Rural churches are at a crossroads. They are facing a generational shift, which, if not navigated well and led by the Spirit, will lead to the dying of many churches.
Many denominations, networks, and pastors of large mission-sending churches today have taken rural America off their radar, choosing instead to focus on urban centers.
Don’t misunderstand, it makes sense for denominations and networks to focus on cities, where the per capita population can produce the greater return for our investment of outreach and ministry resources. When we look at the Apostle Paul, he too seemed to have a strategy which centered on larger urban centers.
Yet, we can do more than just urban.
However, by all outward appearances, many seemed to have left their strategy books for rural churches on a dusty shelf.
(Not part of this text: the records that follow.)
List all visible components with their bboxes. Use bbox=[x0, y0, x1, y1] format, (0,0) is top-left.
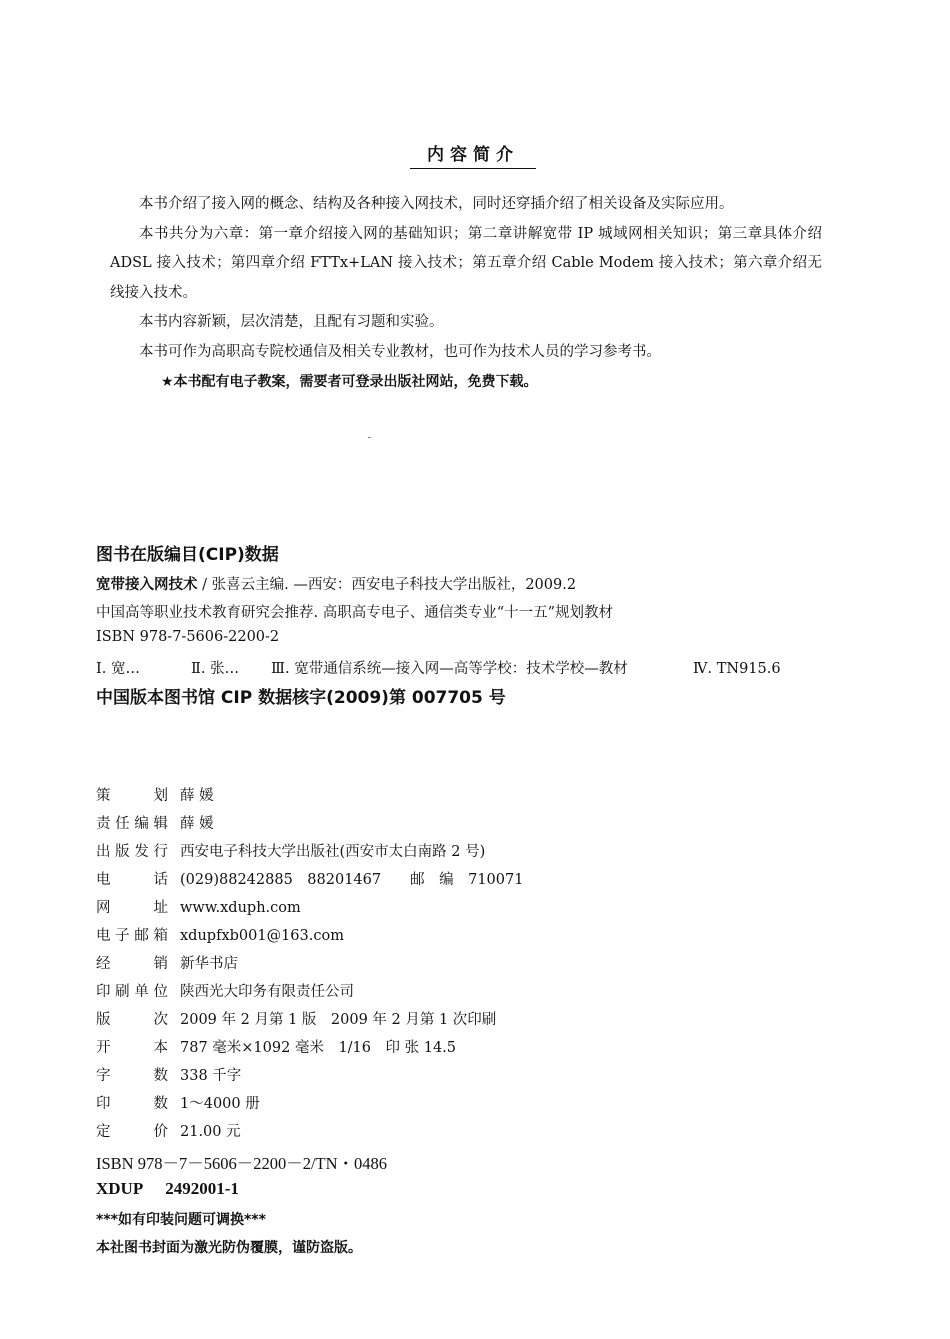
colophon-label: 出版发行 bbox=[96, 844, 168, 860]
colophon-value: 薛 媛 bbox=[180, 816, 214, 832]
colophon-value: 西安电子科技大学出版社(西安市太白南路 2 号) bbox=[180, 844, 486, 860]
colophon-value: 787 毫米×1092 毫米 1/16 印 张 14.5 bbox=[180, 1040, 457, 1056]
courseware-notice: ★本书配有电子教案，需要者可登录出版社网站，免费下载。 bbox=[161, 374, 538, 390]
xdup-code-line bbox=[96, 1179, 239, 1199]
intro-paragraph: 本书共分为六章：第一章介绍接入网的基础知识；第二章讲解宽带 IP 城域网相关知识；第三章具体介绍 ADSL 接入技术；第四章介绍 FTTx+LAN 接入技术；第五章介绍 Cable Modem 接入技术；第六章介绍无线接入技术。 bbox=[110, 225, 822, 301]
exchange-note: ***如有印装问题可调换*** bbox=[96, 1212, 266, 1228]
cip-responsibility: / 张喜云主编. —西安：西安电子科技大学出版社，2009.2 bbox=[197, 577, 577, 593]
scan-speck bbox=[368, 437, 371, 438]
colophon-label: 开本 bbox=[96, 1040, 168, 1056]
colophon-label: 策划 bbox=[96, 788, 168, 804]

But that’s not necessarily the case and, I would advise, should not be the case. The good news is that we can do both (and more). And Paul likely did minister to people in non-urban settings.
I, too, care deeply about the rural churches, and so should you.
According to a PBS article, 46.2 million people (roughly 15% of the U.S. population) reside in rural America. That is 46 million people who have been, or who can be, impacted by the gospel.
In most places of the world, there is a higher proportion of people who are Christian in rural areas than in urban centers. How are we caring for them and equipping them for their mission in today’s world? How are they being discipled and taught to reach those around them?
These are questions I’ve been asking, and questions which led us at the Billy Graham Center for Evangelism to launch a “Rural Matters” focus, a resource and networking group for pastors and leaders in rural churches.
I am convinced that if we are to support the whole Church, then we need to focus on those in lesser populated areas as well as urban centers. Those in rural settings face similar challenges that we all face, but are also unique in some ways.
The truth is, rural families are dissolving just as urban families are dissolving.
Critical problems such as drug addiction, pornography, racial tensions, broken relationships, lack of job opportunities, and more are widespread. And a number of pastors and leaders in rural churches, just like pastors in other unique settings, are not equipped to support their congregations, let alone reach out to those struggling outside the church, and without God.
So let’s focus on the cities.
But let’s never do so to the detriment of those in rural areas and suburbs. Rural America, whether white or black or other, is a critical part of God’s plan to see our world reached for Jesus.